Zaragoza, enero de 2011

JULIÁN CASANOVA

I
Europa contra Europa, 1914-1945: Una visión panorámica

En la tarde del 30 de abril de 1945 Adolf Hitler se suicidó en su búnker de la Cancillería del Reich en Berlín, junto con su compañera Eva Braun, con quien se había casado la noche anterior. Veintisiete años antes, el 17 de julio de 1918, el zar de Rusia Nicolás II, la zarina Alejandra Fedorovna y sus cinco hijos fueron asesinados en Ekaterimburgo por un pelotón de ejecución que mandaba Yakov Yurovsky, el jefe de la checa de esa ciudad de los Urales.

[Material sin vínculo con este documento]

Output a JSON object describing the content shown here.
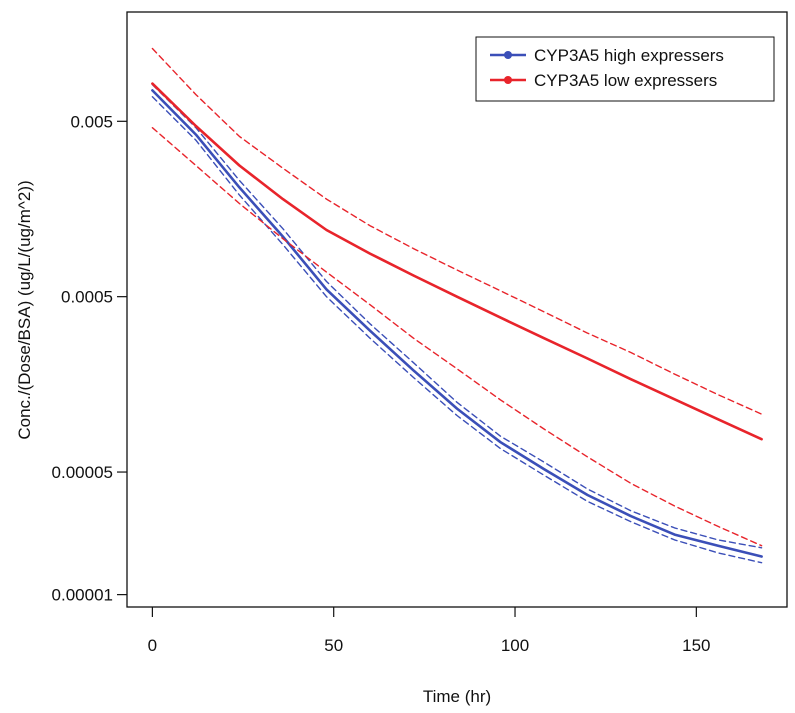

Los cadáveres de Hitler y Eva Braun fueron llevados al jardín de la Cancillería por su sirviente Heinz Linge y por tres guardias de las SS, quienes les prendieron fuego tras rociarlos con gasolina. Cuando los soldados soviéticos llegaron allí el 2 de mayo, sólo encontraron cenizas. Los cuerpos de la familia real rusa, enterrados cerca del lugar del asesinato, no fueron encontrados hasta después del derrumbe del régimen soviético, más de siete décadas después.

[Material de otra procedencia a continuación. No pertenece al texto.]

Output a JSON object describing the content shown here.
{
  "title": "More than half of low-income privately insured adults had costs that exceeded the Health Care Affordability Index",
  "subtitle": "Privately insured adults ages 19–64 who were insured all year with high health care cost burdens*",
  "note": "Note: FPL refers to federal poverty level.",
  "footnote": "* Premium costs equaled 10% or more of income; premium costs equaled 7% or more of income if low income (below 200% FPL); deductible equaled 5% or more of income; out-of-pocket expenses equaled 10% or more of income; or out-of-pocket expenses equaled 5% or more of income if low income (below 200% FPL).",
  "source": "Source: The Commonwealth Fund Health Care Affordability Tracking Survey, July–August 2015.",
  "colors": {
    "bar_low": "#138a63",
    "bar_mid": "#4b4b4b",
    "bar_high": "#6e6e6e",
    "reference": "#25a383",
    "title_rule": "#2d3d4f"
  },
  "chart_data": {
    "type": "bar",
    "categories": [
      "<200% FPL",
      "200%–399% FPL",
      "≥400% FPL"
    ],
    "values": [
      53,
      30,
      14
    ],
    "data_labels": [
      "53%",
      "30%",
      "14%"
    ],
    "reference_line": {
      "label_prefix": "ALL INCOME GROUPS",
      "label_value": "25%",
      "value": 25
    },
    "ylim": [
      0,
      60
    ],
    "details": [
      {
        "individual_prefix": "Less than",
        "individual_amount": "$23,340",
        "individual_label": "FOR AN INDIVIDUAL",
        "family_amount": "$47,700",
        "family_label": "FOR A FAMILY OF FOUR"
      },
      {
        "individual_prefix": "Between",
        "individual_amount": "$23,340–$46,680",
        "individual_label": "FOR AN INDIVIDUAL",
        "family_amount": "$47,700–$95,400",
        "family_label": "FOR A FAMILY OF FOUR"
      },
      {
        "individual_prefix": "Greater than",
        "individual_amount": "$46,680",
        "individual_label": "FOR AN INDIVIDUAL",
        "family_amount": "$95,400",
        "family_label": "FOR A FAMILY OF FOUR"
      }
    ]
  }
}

Adolf Hitler, hijo de un empleado de aduanas austriaco, un hombre sin Estado hasta que consiguió la nacionalidad alemana en 1932, conquistó el poder dirigiendo un partido de masas. Nicolás II, por el contrario, era el zar de una dinastía imperial, los Romanov, que había reinado en Rusia durante los últimos trescientos años y que hasta que fue derrocado, en febrero de 1917, exhibió su opulencia y poder como la encarnación de Dios en la tierra.

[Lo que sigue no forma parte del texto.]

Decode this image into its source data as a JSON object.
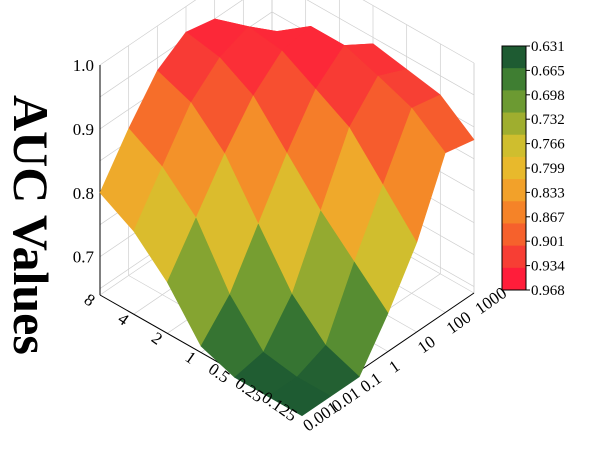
{
  "chart_data": {
    "type": "surface",
    "zlabel": "AUC Values",
    "x_tick_labels": [
      "0.125",
      "0.25",
      "0.5",
      "1",
      "2",
      "4",
      "8"
    ],
    "y_tick_labels": [
      "0.001",
      "0.01",
      "0.1",
      "1",
      "10",
      "100",
      "1000"
    ],
    "z_tick_labels": [
      "0.7",
      "0.8",
      "0.9",
      "1.0"
    ],
    "zlim": [
      0.64,
      1.0
    ],
    "x": [
      "0.125",
      "0.25",
      "0.5",
      "1",
      "2",
      "4",
      "8"
    ],
    "y": [
      "0.001",
      "0.01",
      "0.1",
      "1",
      "10",
      "100",
      "1000"
    ],
    "z": [
      [
        0.631,
        0.631,
        0.631,
        0.7,
        0.78,
        0.89,
        0.88
      ],
      [
        0.631,
        0.631,
        0.65,
        0.75,
        0.84,
        0.93,
        0.92
      ],
      [
        0.631,
        0.64,
        0.7,
        0.8,
        0.9,
        0.95,
        0.93
      ],
      [
        0.65,
        0.7,
        0.78,
        0.86,
        0.93,
        0.968,
        0.94
      ],
      [
        0.72,
        0.79,
        0.86,
        0.92,
        0.96,
        0.968,
        0.9
      ],
      [
        0.77,
        0.84,
        0.91,
        0.95,
        0.968,
        0.93,
        0.82
      ],
      [
        0.8,
        0.87,
        0.93,
        0.96,
        0.95,
        0.86,
        0.7
      ]
    ],
    "colorbar": {
      "ticks": [
        "0.631",
        "0.665",
        "0.698",
        "0.732",
        "0.766",
        "0.799",
        "0.833",
        "0.867",
        "0.901",
        "0.934",
        "0.968"
      ],
      "colors": [
        "#1e5b32",
        "#3f7e32",
        "#6c9a32",
        "#9fae2f",
        "#cfbe2e",
        "#e8b92c",
        "#f2a12a",
        "#f58328",
        "#f6612c",
        "#f73e34",
        "#ff1d3a"
      ]
    },
    "grid": true
  }
}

Nicolás II y Hitler representaban dos tipos muy diferentes de despotismo: uno, tradicional, que hundía sus raíces en el medievo; el otro, moderno, destructor. La misma guerra mundial que se llevó por delante a la dinastía Romanov, forjó la carrera política del dirigente nazi. Entre la muerte de ambos personajes, transcurrieron apenas treinta años, un período convulso de revolución, crisis y guerra de exterminio.

EL FIN DEL VIEJO ORDEN

Cuando comenzó la Primera Guerra Mundial, en el verano de 1914, la nobleza, que parecía a los ojos de muchos una clase en declive, ejercía todavía un notable poder económico y político en Europa. Eso era muy cierto en los grandes imperios del centro y este del continente, donde los nobles ocupaban puestos importantísimos en el ejército y en la burocracia del Estado, pero también en Inglaterra, la tierra de la primera revolución industrial, de fabricantes, banqueros e inversores, que vio cómo la «vieja» nobleza explotaba las nuevas oportunidades económicas que les proporcionaba el avance del capitalismo. Entre 1886 y 1914, casi la mitad de los miembros del consejo de ministros eran aristócratas. Dominaban puestos esenciales en la administración y en las profesiones más cualificadas. Había nobles que se dedicaban al negocio de la cerveza, como los Guinness, de la prensa (Lord Northcliffe) o del linóleo (Lord Ashton). Y compartían, con el resto de las elites políticas, de la administración y de los negocios, la educación en las mejores universidades inglesas, Oxford y Cambridge, y en los mejores colegios privados, especialmente Eton.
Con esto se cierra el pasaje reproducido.